Friday, July 1, 2011

Evaluations Should Develop, Not Punish, Teachers

One of the current narratives in education reform is the notion that in order to raise student achievement, we must "fire bad teachers." A recent piece in the New York Times, Teacher Grades: Pass or be Fired (featuring a 2010 TFA DC Corps Member), discusses the culture of fear and pressure resulting from new evaluation systems, such as the Impact evaluation used in DC Public Schools. In addition to taking student test scores heavily into account, Impact is based on five evaluations throughout the year - three by the principal and two by "master educators," many of whom are brought in from outside of DC. Several hundred teachers in DC are expected to be fired this year based on their Impact evaluations.

While I believe that teacher accountability is an important part of successful school reform, I fear that the narrative may soon change from complaints that it is nearly impossible to fire bad teachers once they are tenured to the issue of teachers being fired left and right based largely on standardized test scores. Using standardized test scores to rate teachers is a highly contentious issue. However, I will focus on a different aspect of teacher evaluations brought up by the article: "some educators say [Impact] is better at sorting and firing teachers than at helping struggling ones."

There are lemons in every profession, and teaching seems to be notorious for the "dance of the lemons." Teachers who shirk their responsibilities and repeatedly fail to make gains with their students should not be kept on. As Michelle Rhee has said in interviews, parents do not want to hear that their child's ineffective teacher was just granted more time to improve (meanwhile, students suffered).

However, I find it hard to believe that all attempts were made to aid "ineffective" teachers before they were let go. No matter what teacher training or education program teachers come from, the true learning process for the teacher occurs when they set foot in the classroom. But the instruction for teachers should not halt when they receive their teaching certificates. Ongoing training, professional development, and mentoring could go a long way to ensure that teachers are given the means, not just the time, to improve.

Numerous traditional teachers whom I have spoken to over the past year have asked me about (or just assumed that I had) a mentor teacher. While there were multiple teachers at my school who took me under their wing and helped me survive my first year of teaching, I do not know many city teachers who have designated mentor teachers. As I understand it, mentor teachers should meet with teachers every week to look at lesson plans and discuss/trouble shoot problems in the classroom.
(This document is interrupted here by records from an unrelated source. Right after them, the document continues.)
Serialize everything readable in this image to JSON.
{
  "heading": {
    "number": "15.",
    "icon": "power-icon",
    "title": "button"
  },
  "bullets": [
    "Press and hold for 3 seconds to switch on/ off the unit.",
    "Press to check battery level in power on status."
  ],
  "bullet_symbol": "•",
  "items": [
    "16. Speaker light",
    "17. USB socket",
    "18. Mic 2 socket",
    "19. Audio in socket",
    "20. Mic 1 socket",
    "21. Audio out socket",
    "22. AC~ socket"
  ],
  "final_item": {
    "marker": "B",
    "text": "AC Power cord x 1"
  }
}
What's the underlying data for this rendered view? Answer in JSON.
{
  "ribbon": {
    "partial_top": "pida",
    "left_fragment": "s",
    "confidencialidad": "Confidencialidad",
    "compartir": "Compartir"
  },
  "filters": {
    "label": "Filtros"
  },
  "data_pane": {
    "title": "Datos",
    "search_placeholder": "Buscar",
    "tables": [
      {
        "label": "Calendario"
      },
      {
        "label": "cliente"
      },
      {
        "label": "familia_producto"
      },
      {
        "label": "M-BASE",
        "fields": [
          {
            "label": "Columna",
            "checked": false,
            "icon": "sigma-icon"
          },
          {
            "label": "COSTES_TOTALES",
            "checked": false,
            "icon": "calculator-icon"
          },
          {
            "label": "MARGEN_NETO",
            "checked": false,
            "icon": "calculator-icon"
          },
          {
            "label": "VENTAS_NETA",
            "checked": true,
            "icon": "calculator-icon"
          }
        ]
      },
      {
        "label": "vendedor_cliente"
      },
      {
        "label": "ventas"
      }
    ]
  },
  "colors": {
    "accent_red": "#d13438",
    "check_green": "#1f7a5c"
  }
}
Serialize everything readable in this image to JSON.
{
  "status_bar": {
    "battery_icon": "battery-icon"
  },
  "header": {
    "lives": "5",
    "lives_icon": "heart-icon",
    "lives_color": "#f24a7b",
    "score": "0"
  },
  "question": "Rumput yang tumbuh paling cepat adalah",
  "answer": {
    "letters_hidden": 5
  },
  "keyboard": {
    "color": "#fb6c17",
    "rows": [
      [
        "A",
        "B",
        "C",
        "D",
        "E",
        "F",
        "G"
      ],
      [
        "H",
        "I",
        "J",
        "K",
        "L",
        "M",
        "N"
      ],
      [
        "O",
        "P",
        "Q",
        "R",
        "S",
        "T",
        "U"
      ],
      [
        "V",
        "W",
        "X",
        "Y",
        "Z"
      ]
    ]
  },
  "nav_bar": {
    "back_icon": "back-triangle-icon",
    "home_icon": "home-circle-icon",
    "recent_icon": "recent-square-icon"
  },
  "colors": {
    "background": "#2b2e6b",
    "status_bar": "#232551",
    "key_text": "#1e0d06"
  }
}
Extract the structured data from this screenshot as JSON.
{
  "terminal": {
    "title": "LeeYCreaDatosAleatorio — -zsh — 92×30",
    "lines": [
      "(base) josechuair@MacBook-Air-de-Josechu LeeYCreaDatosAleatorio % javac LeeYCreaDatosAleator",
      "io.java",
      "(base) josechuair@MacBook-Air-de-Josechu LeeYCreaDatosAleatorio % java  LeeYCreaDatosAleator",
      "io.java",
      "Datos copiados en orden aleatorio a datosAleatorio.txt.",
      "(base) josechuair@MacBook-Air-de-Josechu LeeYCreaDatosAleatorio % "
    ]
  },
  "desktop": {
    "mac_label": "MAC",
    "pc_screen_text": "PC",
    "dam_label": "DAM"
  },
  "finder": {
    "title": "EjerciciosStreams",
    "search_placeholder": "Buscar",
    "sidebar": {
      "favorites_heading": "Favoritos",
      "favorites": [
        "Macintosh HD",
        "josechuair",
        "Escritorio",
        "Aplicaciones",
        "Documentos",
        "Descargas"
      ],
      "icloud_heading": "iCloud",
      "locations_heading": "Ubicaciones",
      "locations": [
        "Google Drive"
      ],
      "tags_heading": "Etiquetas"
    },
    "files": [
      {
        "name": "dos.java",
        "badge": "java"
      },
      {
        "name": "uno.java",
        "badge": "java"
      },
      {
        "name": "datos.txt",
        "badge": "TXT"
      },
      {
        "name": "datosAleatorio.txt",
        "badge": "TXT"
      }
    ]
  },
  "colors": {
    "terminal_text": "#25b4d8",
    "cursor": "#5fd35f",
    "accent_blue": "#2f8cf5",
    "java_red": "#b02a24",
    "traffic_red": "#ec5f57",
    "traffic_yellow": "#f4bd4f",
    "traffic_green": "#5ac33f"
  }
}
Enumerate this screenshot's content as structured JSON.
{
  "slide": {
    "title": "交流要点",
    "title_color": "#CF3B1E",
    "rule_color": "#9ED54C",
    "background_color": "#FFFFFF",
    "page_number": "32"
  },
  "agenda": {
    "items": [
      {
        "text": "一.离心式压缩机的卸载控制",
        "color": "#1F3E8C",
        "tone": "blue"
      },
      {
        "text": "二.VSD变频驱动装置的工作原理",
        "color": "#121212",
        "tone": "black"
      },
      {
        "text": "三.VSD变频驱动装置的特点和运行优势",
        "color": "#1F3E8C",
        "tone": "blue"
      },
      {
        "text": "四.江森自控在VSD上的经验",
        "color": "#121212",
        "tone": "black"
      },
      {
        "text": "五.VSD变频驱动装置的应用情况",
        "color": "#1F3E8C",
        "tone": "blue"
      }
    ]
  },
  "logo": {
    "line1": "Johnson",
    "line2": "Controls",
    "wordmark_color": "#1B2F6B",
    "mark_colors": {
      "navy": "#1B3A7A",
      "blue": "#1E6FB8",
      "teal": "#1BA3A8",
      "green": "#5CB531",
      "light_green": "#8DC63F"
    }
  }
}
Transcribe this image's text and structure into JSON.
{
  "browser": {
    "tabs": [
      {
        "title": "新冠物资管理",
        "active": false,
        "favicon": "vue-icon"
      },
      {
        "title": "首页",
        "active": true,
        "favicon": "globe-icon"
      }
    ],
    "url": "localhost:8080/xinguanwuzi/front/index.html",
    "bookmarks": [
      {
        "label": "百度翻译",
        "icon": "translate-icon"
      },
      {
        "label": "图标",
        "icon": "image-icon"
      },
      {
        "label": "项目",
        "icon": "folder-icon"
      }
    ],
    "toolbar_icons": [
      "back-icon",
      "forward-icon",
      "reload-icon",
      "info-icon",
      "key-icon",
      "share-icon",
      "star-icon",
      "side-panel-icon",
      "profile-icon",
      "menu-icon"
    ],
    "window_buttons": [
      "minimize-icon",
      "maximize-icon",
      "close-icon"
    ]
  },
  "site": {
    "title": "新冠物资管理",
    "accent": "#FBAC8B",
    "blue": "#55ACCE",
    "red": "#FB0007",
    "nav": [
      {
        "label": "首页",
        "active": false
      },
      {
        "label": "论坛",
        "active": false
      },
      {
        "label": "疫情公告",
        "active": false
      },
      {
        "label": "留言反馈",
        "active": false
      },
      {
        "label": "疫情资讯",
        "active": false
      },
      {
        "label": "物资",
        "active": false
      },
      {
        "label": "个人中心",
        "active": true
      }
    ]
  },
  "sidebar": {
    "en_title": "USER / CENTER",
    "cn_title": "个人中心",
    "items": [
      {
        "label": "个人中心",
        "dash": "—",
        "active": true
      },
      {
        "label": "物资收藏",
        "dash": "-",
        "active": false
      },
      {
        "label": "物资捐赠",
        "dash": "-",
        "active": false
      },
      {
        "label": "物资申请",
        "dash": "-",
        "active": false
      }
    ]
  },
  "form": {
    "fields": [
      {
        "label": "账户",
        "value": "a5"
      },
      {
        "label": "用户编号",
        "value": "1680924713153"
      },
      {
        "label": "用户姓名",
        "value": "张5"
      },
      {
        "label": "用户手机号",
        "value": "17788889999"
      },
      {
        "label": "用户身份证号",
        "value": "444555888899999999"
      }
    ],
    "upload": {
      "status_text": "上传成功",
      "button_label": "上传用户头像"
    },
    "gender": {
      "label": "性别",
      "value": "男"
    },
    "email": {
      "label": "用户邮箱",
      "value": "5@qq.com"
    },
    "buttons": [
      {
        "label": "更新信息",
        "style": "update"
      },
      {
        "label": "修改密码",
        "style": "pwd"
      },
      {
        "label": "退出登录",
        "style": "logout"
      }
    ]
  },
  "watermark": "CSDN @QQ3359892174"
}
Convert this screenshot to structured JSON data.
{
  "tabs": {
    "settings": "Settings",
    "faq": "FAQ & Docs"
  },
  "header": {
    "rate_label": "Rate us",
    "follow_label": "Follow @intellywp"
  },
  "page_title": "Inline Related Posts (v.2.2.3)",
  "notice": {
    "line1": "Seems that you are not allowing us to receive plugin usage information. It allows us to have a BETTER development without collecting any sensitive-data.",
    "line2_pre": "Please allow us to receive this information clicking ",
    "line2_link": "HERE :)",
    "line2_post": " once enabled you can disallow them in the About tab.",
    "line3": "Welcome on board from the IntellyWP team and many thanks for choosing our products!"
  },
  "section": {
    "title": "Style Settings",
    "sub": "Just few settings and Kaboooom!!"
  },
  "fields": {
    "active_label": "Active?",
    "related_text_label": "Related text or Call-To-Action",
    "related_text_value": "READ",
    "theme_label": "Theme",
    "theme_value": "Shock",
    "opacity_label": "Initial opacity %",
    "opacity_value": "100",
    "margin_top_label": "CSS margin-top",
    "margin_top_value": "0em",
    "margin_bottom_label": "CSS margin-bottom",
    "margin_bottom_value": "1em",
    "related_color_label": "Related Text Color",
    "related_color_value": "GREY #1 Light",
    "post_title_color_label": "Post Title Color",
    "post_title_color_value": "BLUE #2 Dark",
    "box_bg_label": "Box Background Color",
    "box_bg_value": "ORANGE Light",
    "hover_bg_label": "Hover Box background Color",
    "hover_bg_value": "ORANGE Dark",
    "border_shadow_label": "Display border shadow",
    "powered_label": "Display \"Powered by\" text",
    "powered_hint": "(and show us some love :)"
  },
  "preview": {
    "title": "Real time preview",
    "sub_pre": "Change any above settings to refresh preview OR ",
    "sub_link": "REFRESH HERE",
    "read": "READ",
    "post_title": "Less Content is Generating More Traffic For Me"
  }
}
Mentors also observe teachers in a non-threatening way and without a rubric - they are there to guide, not judge, new teachers. Along with building a cooperative culture in the school, mentoring allows teachers to learn from the true teaching experts, their school's veterans.

Teachers should be held accountable to evaluation systems that take many factors, including test scores, into account. However, what seems to be missing from the conversation about teacher evaluations is the lack of meaningful professional development and mentoring for teachers, especially those deemed ineffective. If teachers must be observed five times throughout the year under the Impact system, there should be ample time to identify struggling teachers early enough to provide interventions. Such interventions could take the form of teachers observing and debriefing with exemplary educators, observations by mentor teachers from the same school, and meaningful staff development with specific strategies and suggestions for teachers.

Although there are positive incentives in the form of bonuses for excellent teachers, there should to be a meaningful way to help struggling teachers before the end of the year evaluations. No one aspires to be bad at their job. High stakes evaluations and the "fire bad teachers" narrative create a culture of fear and low morale among teachers. Evaluations should help identify struggling teachers and the specific supports they may need early enough in the year to provide true opportunities for growth.